大きく開いた窓に、ロジーナは思わず飛びついた。町を一望するには充分な高さがあり、風景は最高だ。窓ガラスだけとても綺麗に磨かれていて、窓を開けずして風景を楽しむことができた。きっと同じことを多くの人がするだろう。桟も真ん中だけみごとにへこんでいた。
感動する彼女の斜め後ろで、何かが倒れこむ音がした。驚いて振り返ると、イルが真っ白なベッドの上でつぶれていた。
「こいつ、もう寝てやがる」
なぜかいらだっている様子のシュールに、ロジーナは少しおびえる。ただでさえ姿がようなのだから、怖さが増すのである。おかげでさっきから、彼女はおびえっぱなしだ。
しかしその原因も状況を見て、彼女はすぐに理解する。
ベッドが三つしかないのだ。誰か一人が、別途以外で寝ることになる。その状況に、ビルはシルクハットを外しながら、反省の色も出さずに謝った。
「新人が間に合うかわからなかったので」
大抵、魔道士が仕事で宿に泊まるとき、現地で野宿にならないように宿を予約する。当然四院クラスともなると、その手順もなかなか面倒なものとなる。
四院に属する魔道士が滞在するとき、誰が不在なのか、届け出が必要にある。届け出には、名前、所属院のほかに、どこの町に滞在するのかを記す欄が存在する。その届け出が受理されるときに、黄央院から院指定の宿に向けて連絡を取り、予約がされる。これは万一でも滞在先の宿に空き部屋がなく、街中に野宿するはめにならない配慮だ。ちなみに個人の心配ではなく、国家公務員たる魔道士が宿無しでは示しがつかないためだったりする。
今回、ロジーナが来る前に不在届けを送ってしまっていたため、三人部屋を予約することになってしまったらしい。とはいえ普通なら、新人が来るのを待ってから不在届けを出すものだが。

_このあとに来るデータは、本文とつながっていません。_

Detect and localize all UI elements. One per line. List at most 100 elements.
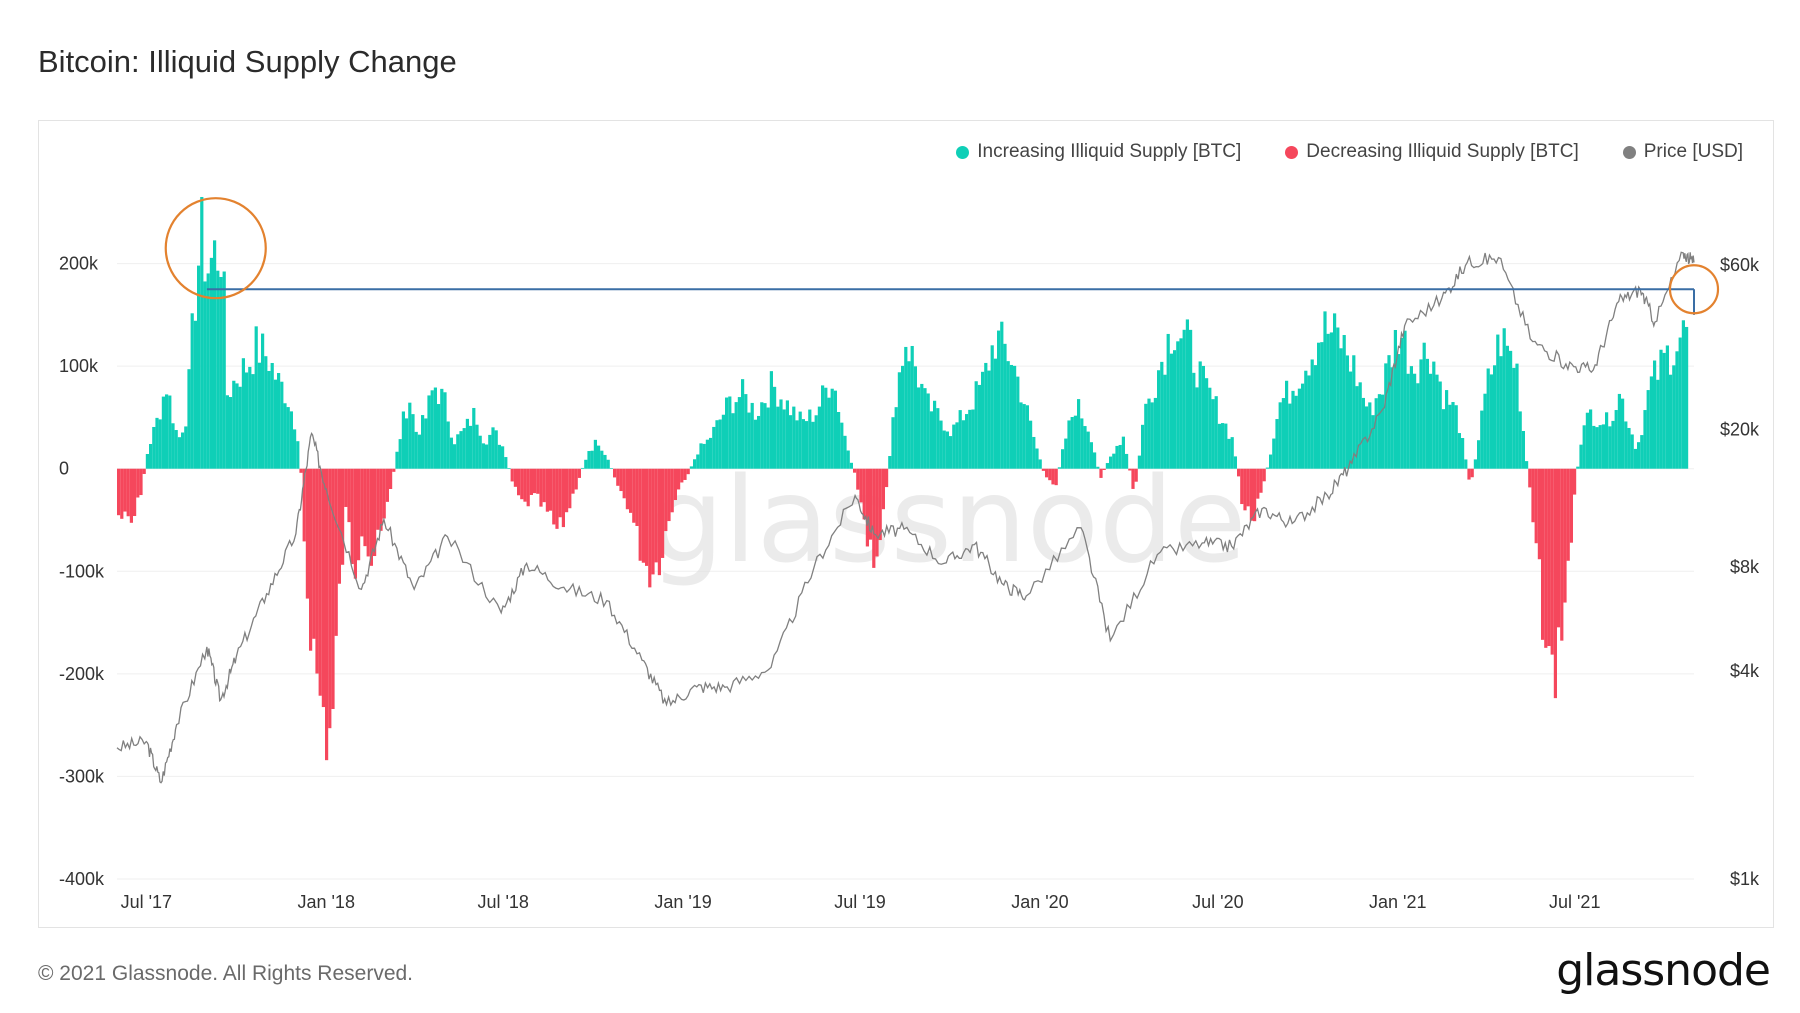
supply-change-bar (709, 437, 713, 469)
supply-change-bar (1301, 383, 1305, 469)
supply-change-bar (1025, 405, 1029, 469)
supply-change-bar (545, 468, 549, 512)
supply-change-bar (1477, 440, 1481, 469)
supply-change-bar (817, 406, 821, 469)
supply-change-bar (603, 454, 607, 469)
supply-change-bar (1029, 420, 1033, 469)
supply-change-bar (1576, 466, 1580, 469)
supply-change-bar (437, 404, 441, 469)
supply-change-bar (1009, 364, 1013, 469)
supply-change-bar (449, 437, 453, 469)
supply-change-bar (1422, 342, 1426, 469)
supply-change-bar (1169, 353, 1173, 469)
supply-change-bar (382, 468, 386, 519)
supply-change-bar (555, 468, 559, 529)
legend-item-price[interactable]: Price [USD] (1622, 141, 1743, 163)
supply-change-bar (203, 281, 207, 469)
supply-change-bar (1352, 355, 1356, 469)
supply-change-bar (1569, 468, 1573, 543)
supply-change-bar (1265, 467, 1269, 469)
supply-change-bar (1608, 426, 1612, 469)
supply-change-bar (1377, 394, 1381, 469)
supply-change-bar (177, 437, 181, 469)
supply-change-bar (1419, 359, 1423, 469)
supply-change-bar (321, 468, 325, 708)
y-left-tick-label: 0 (59, 459, 69, 479)
supply-change-bar (939, 420, 943, 469)
supply-change-bar (1192, 372, 1196, 469)
supply-change-bar (1128, 468, 1132, 471)
supply-change-bar (853, 468, 857, 473)
supply-change-bar (1038, 459, 1042, 469)
supply-change-bar (1678, 337, 1682, 469)
supply-change-bar (1313, 365, 1317, 469)
supply-change-bar (245, 372, 249, 469)
supply-change-bar (670, 468, 674, 513)
supply-change-bar (133, 468, 137, 517)
supply-change-bar (161, 396, 165, 469)
supply-change-bar (145, 453, 149, 469)
supply-change-bar (833, 390, 837, 469)
supply-change-bar (849, 462, 853, 469)
supply-change-bar (533, 468, 537, 494)
supply-change-bar (1131, 468, 1135, 489)
price-line (116, 251, 1695, 784)
supply-change-bar (945, 431, 949, 469)
supply-change-bar (574, 468, 578, 490)
supply-change-bar (1566, 468, 1570, 561)
supply-change-bar (142, 468, 146, 474)
supply-change-bar (318, 468, 322, 696)
legend-item-decreasing[interactable]: Decreasing Illiquid Supply [BTC] (1285, 141, 1579, 163)
supply-change-bar (1496, 334, 1500, 469)
supply-change-bar (1358, 382, 1362, 469)
page-title: Bitcoin: Illiquid Supply Change (38, 44, 457, 79)
supply-change-bar (216, 270, 220, 469)
supply-change-bar (1269, 454, 1273, 469)
supply-change-bar (686, 468, 690, 475)
supply-change-bar (1637, 442, 1641, 469)
supply-change-bar (1160, 361, 1164, 469)
supply-change-bar (1598, 425, 1602, 469)
supply-change-bar (561, 468, 565, 528)
supply-change-bar (632, 468, 636, 523)
supply-change-bar (1054, 468, 1058, 486)
supply-change-bar (1214, 396, 1218, 469)
legend-item-increasing[interactable]: Increasing Illiquid Supply [BTC] (956, 141, 1241, 163)
supply-change-bar (965, 414, 969, 469)
supply-change-bar (270, 362, 274, 469)
supply-change-bar (168, 395, 172, 469)
supply-change-bar (1285, 380, 1289, 469)
supply-change-bar (1323, 311, 1327, 469)
supply-change-bar (814, 415, 818, 469)
supply-change-bar (785, 400, 789, 469)
supply-change-bar (241, 358, 245, 469)
supply-change-bar (1339, 348, 1343, 469)
supply-change-bar (369, 468, 373, 566)
supply-change-bar (1125, 453, 1129, 469)
supply-change-bar (1489, 374, 1493, 469)
supply-change-bar (933, 400, 937, 469)
supply-change-bar (539, 468, 543, 507)
supply-change-bar (1310, 359, 1314, 469)
supply-change-bar (401, 411, 405, 469)
supply-change-bar (229, 397, 233, 469)
supply-change-bar (481, 443, 485, 469)
supply-change-bar (1544, 468, 1548, 648)
supply-change-bar (1665, 345, 1669, 469)
supply-change-bar (158, 419, 162, 469)
supply-change-bar (1032, 436, 1036, 469)
supply-change-bar (897, 372, 901, 469)
supply-change-bar (1502, 328, 1506, 469)
supply-change-bar (952, 424, 956, 469)
supply-change-bar (1345, 355, 1349, 469)
supply-change-bar (609, 468, 613, 469)
supply-change-bar (856, 468, 860, 490)
supply-change-bar (350, 468, 354, 565)
supply-change-bar (453, 444, 457, 469)
supply-change-bar (526, 468, 530, 507)
x-tick-label: Jul '19 (834, 892, 885, 912)
supply-change-bar (1685, 326, 1689, 469)
supply-change-bar (523, 468, 527, 502)
supply-change-bar (1320, 342, 1324, 469)
supply-change-bar (1621, 398, 1625, 469)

「ま、最近男の子しか来なかったもので。イルかシュールと雑魚寝でもしてもらおうかと思ってたんです」
一度間違いかと思った「毎年派遣はされている」といううわさは、やはり真実のようだ。ロジーナはいまさら不安に駆られる。
先ほどのビルの発言を受けて、シュールがどうでもいい反論をする。
「なんで俺たちと雑魚寝なんだ」
「男と添い寝なんて、幽霊になってもイヤです」
「雑魚寝と添い寝は別物だろ」
ビルの逸脱した考えを、心底不快そうにシュールが訂正する。ビルの主張は、きっと多くの人が共感するだろう。そしてその多くの人に、ビルもシュールも感性が一致するところだ。
「ま、ソファで寝ていただいてもよかったんですけどね」と、遅れながらにビルが追加する。
とはいえそんな架空の話で盛り上がっても仕方がない。事実はロジーナという女の子が来てしまったのだから。